Die Heranführung der heutigen EmpfängerInnen von Arbeitslosenhilfe an den Sozialhilfesatz über das Arbeitslosengeld II wird einen Armutsschub bedeuten. Der Sozialabbau wird Brigaden neuer Schwarzarbeiter in Bewegung setzen, auf die die Regierung dann wieder schimpfen wird. Kaum fassbar ist, wie die Situation durch die neuen Regelungen zum Nebeneinkommen noch verschärft wird: Bei geringem und bei höherem Zuverdienst darf eine Bezieherin von Arbeitslosengeld II nur 15 Prozent des Nebeneinkommens behalten. In der mittleren Stufe, also bei einem Nebenverdienst zwischen 400 und 900 Euro, dürfte sie 30 Prozent behalten. Das Ziel des neuen Gesetzes ist es, möglichst viele Arbeitslose in niedrig entlohnte Jobs abzuschieben. Aber mangels einkommenssichernder Jobs werden die »Nebeneinkommen« wohl in der Regel zu Schwarzarbeit – es sei denn, die EmpfängerInnen des knappen Arbeitslosengelds II haben die Muße, für lau zu arbeiten.

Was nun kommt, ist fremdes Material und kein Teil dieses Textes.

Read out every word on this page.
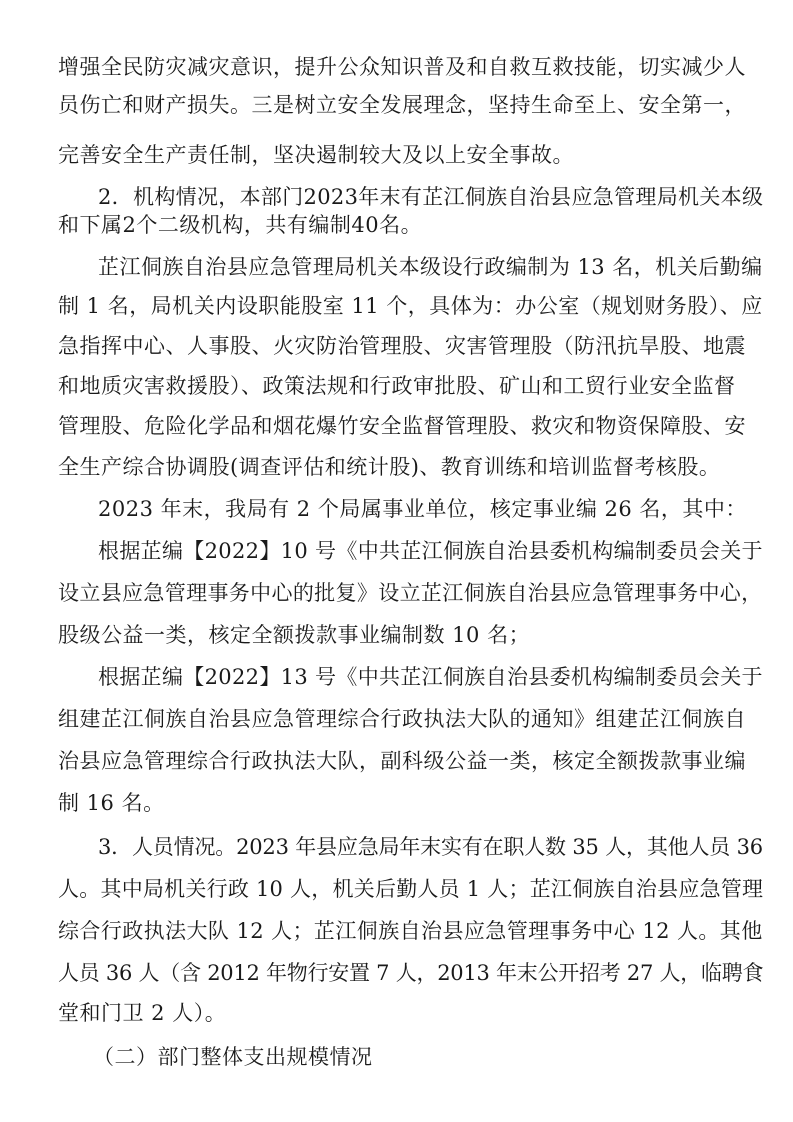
增强全民防灾减灾意识，提升公众知识普及和自救互救技能，切实减少人
员伤亡和财产损失。三是树立安全发展理念，坚持生命至上、安全第一，
完善安全生产责任制，坚决遏制较大及以上安全事故。
2．机构情况，本部门2023年末有芷江侗族自治县应急管理局机关本级
和下属2个二级机构，共有编制40名。
芷江侗族自治县应急管理局机关本级设行政编制为 13 名，机关后勤编
制 1 名，局机关内设职能股室 11 个，具体为：办公室（规划财务股）、应
急指挥中心、人事股、火灾防治管理股、灾害管理股（防汛抗旱股、地震
和地质灾害救援股）、政策法规和行政审批股、矿山和工贸行业安全监督
管理股、危险化学品和烟花爆竹安全监督管理股、救灾和物资保障股、安
全生产综合协调股(调查评估和统计股)、教育训练和培训监督考核股。
2023 年末，我局有 2 个局属事业单位，核定事业编 26 名，其中：
根据芷编【2022】10 号《中共芷江侗族自治县委机构编制委员会关于
设立县应急管理事务中心的批复》设立芷江侗族自治县应急管理事务中心，
股级公益一类，核定全额拨款事业编制数 10 名；
根据芷编【2022】13 号《中共芷江侗族自治县委机构编制委员会关于
组建芷江侗族自治县应急管理综合行政执法大队的通知》组建芷江侗族自
治县应急管理综合行政执法大队，副科级公益一类，核定全额拨款事业编
制 16 名。
3．人员情况。2023 年县应急局年末实有在职人数 35 人，其他人员 36
人。其中局机关行政 10 人，机关后勤人员 1 人；芷江侗族自治县应急管理
综合行政执法大队 12 人；芷江侗族自治县应急管理事务中心 12 人。其他
人员 36 人（含 2012 年物行安置 7 人，2013 年末公开招考 27 人，临聘食
堂和门卫 2 人）。
（二）部门整体支出规模情况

Das Ende der Schwarzarbeit ist daher nicht in Sicht. Zu einer Organisierung der Beschäftigten in prekären Arbeitsverhältnissen gibt es also keine Alternative. Die prekarisierte Arbeit gegenüber der regulären als minderwertig zu qualifizieren, anstatt fehlende Rechte, Pflichten und Anerkennung der prekär oder schwarz Beschäftigten zu benennen, setzt die Ursache der Misere positiv: die Lohnarbeit. Stattdessen wäre die Überschneidung der Interessen von regulär und prekär Arbeitenden und Arbeitslosen hervorzuheben und die Abschaffung des gemeinsamen Jochs anzustreben.